彼の「奈々ちゃん」のことは構わないらしい。
「奈々さんの子供はいらないなら、楓町のあの方は? 彼女の子供だって、御堂家に迎え戻す気はないの?」と汐音が冷ややかに口を開いた。
司の足がわずかに止まった。
「ごめんなさい。私は小さい頃から愛に飢えていたんです。あの時、あなたが優しくしてくれたから、それが私だけへの特別なものだと思い込んでしまって…涼子様が結婚を提案された時も、軽々しく承諾してしまいました」と汐音は誠実な口調で言った。
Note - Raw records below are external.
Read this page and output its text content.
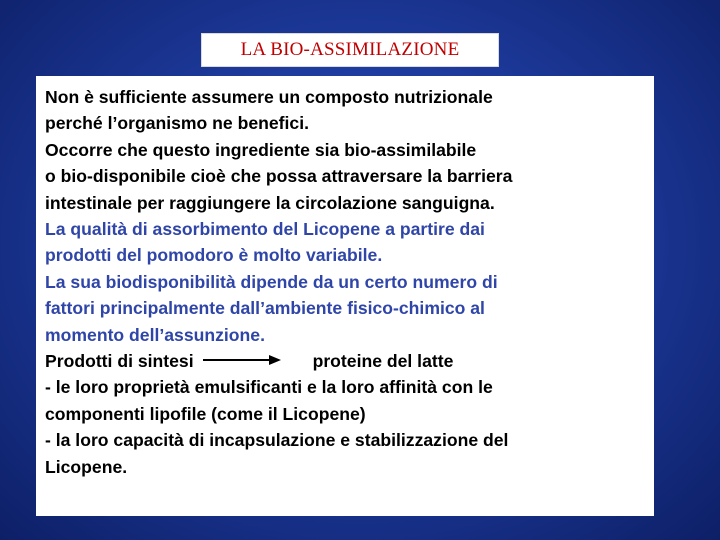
LA BIO-ASSIMILAZIONE
Non è sufficiente assumere un composto nutrizionale
perché l’organismo ne benefici.
Occorre che questo ingrediente sia bio-assimilabile
o bio-disponibile cioè che possa attraversare la barriera
intestinale per raggiungere la circolazione sanguigna.
La qualità di assorbimento del Licopene a partire dai
prodotti del pomodoro è molto variabile.
La sua biodisponibilità dipende da un certo numero di
fattori principalmente dall’ambiente fisico-chimico al
momento dell’assunzione.
Prodotti di sintesi	proteine del latte
- le loro proprietà emulsificanti e la loro affinità con le
componenti lipofile (come il Licopene)
- la loro capacità di incapsulazione e stabilizzazione del
Licopene.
「あなたが私を犬猫のように扱うこと、結婚があなたの人生を乱し、あなたの『真の愛』の邪魔になるなんて知っていたら、絶対にあなたのそばには近づかなかったのに」
司は振り返らず、言葉も返さなかった。
しかし汐音には、周囲の温度が急に下がったような錯覚を覚えた。
昔の話を持ち出され、彼が不機嫌になるのは当然だった。
汐音は続けた。
「今は償いたい。あなたを自由にしてあげたい。あなたが頷くだけで、真の愛も、子供も、すぐに手に入る。どうして意地を張るの?」
会話は、司の冷ややかな一言で幕を閉じた。
「僕の結婚を賭けにして遊んでるのか? 御堂先生、お前は自分を買いかぶりすぎだ。今離婚しないのは、ただ僕に損がないからだ。金と品がきちんと清算された時が、お前と別れる時だ」
司が去った後、汐音はベッドに倒れこみ、しばらく動く気にもなれなかった。
疲れた。
芯から疲れ果てていた。
携帯電話が鳴り、彼女は取った。
「澪?」
「汐音ちゃん!一体どういうことなのさ!あの女がここで泣き喚いてるんだぞ!周りの連中は、私が社長様の命令で悪い女に子宮を摘出してやったんじゃないかって思ってるよ!」
産婦人科の早坂澪が、声を潜めて言った。
「……ドロドロドラマの見すぎよ」汐音は起き上がった。
「妊娠は?」
「してない!超音波で子宮頸管見たけど、生理が終わったばっかり!」
「解放してやりなよ」
汐音は嘲笑った。
早坂澪は汐音の親友だ。
事情はよくわからなくても、芝居には付き合う。看護師に人を解放するよう合図しながら、「あれ、誰?」と尋ねた。
「御堂司の新しいお相手」
澪は数秒間沈黙した後、ケケケと不気味な笑い声をあげた。
「やっぱり摘出して悪い女にやっちゃう?」
「そうしたら、御堂司がお前を東京から消し去るよ」と汐音は冷ややかに言った。
「あんなの、わざわざ海外から飛んで帰ってきて俺を殴る勇気があるもんか!」と澪は強がった。
「もう帰ってきてるわ」
「……」
澪の最大の美徳は空気を読めるところにある。
「なかったことにしてくれ」
「で、離婚する気は?」としばらくしてまた尋ねた。
汐音は立ち上がり、指輪箱を一瞥した。
「『借り』の子供を返せって言われたの」
澪は驚いた。
「去年の…あれか?」
「ええ」
あの中絶手術を担当したのは澪だった。
彼女は誰よりも事情をよく知っており、一瞬で怒りが爆発した。
三十分間、御堂司に向かって激しく罵詈雑言を浴びせた。
早坂先生から、御堂家の御曹司は「ED男」の称号を授与された。
汐音はそれを聞いて、少しだけ気が楽になった。
電話を切ると、御堂涼子様からのLINEが届いていた。
御堂司の歓迎会として、今夜、御堂家の本邸に戻って夕食を取るように、という内容だった。
汐音は承諾した。
しかし、その夜、御堂家の本邸に到着したのは彼女だけだった。
主役である御堂司は、秘書を通して一言だけを伝えていた。
「用事があるから、また今度」
食卓に着いていたのは、宗一郎様、涼子様、そして汐音だけだった。
「あの小野さん、私が始末しておいたわ」と涼子様が言った
汐音は箸を止めた。
「ご存じでしたか?」
「また、辛い思いをさせてしまったわ」涼子様は軽くため息をついた。
「また」と言ったのは、楓町のあの女性のことも彼らは知っていたが、その女性に関しては決して手を下さなかったからだった。